Love it, Kim. Not knowing how not to write is another way of expressing what I often tell aspiring writers: you won't write seriously over many years simply because you want to, but only if you have to. If you have to, you'll organize your life around doing it, and it'll get done. Otherwise, a million, maybe a billion, things will intercede. It really has nothing to do with talent, inspiration, the muse, or any of that other romantic stuff. It's simply a function of discipline and sticking with it. And of course having something to say.
All good advice. Especially about actually having something to say.
Borges is one of my heroes, for a number of reasons. For the man as much as his writing, although the writing is something unique. It's been meta-fiction, which is a good name for it: it's one step removed from "pure" fiction. I know a writer who thinks Borges is a hack, because none of his short stories made sense in the usual way; this writer seems impervious to the idea that they're not short stories at all.
Speaking of having the need to writer, look at what Borges overcame to fulfill his need.
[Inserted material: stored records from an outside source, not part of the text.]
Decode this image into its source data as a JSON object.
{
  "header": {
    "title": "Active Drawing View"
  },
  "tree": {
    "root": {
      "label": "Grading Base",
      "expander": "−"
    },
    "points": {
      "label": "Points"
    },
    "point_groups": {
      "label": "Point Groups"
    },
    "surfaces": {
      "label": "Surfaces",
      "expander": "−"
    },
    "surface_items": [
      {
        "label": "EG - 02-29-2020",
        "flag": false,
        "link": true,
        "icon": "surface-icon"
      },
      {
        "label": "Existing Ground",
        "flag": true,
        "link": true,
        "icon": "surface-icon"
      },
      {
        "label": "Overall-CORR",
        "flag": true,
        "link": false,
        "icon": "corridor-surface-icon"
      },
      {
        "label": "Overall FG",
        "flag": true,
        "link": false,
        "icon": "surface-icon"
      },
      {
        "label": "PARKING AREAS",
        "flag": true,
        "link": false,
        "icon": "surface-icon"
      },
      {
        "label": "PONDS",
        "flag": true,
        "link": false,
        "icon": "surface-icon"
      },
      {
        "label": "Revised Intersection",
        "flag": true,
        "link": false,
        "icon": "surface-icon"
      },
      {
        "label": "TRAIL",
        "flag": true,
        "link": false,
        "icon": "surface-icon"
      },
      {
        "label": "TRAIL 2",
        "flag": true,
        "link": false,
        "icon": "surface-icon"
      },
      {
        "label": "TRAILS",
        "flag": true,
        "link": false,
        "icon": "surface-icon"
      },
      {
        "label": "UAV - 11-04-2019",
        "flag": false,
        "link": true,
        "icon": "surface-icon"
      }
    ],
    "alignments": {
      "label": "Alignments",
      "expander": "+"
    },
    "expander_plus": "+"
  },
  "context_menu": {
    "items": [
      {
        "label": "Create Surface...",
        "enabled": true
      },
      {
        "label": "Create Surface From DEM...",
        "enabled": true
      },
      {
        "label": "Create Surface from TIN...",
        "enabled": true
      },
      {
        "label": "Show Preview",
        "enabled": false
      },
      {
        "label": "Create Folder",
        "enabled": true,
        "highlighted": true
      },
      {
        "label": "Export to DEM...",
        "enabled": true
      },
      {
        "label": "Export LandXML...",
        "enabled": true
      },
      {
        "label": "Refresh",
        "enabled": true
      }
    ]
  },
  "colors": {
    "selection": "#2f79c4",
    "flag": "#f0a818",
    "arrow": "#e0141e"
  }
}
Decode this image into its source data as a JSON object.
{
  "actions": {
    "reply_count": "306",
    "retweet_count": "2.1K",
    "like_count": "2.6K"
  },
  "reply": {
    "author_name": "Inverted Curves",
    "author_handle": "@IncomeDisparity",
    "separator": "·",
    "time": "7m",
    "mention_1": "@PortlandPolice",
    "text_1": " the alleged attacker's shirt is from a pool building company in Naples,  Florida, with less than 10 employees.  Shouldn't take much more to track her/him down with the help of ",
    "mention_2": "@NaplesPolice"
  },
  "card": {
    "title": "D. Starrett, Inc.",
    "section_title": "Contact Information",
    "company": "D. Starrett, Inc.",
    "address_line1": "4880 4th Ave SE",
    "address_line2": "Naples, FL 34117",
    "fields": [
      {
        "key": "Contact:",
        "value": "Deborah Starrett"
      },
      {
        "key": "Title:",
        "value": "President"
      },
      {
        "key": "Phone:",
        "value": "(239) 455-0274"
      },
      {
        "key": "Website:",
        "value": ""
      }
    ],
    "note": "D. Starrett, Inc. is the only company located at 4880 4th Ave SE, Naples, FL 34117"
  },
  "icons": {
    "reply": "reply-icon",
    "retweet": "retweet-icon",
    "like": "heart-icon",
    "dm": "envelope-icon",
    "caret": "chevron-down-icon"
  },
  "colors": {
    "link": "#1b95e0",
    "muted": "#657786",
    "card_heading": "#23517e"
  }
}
That's remarkable all on its own.
Art is referring to the fact that Borges was blind for much of his writing life (I believe he went blind around the early 80s, or more than 20 years before he died). That obviously is a compelling part of his story, and yet another reminder about how paltry are our excuses for not having accomplished our own writing. Others with far more formidable personal obstacles have found a way to do it.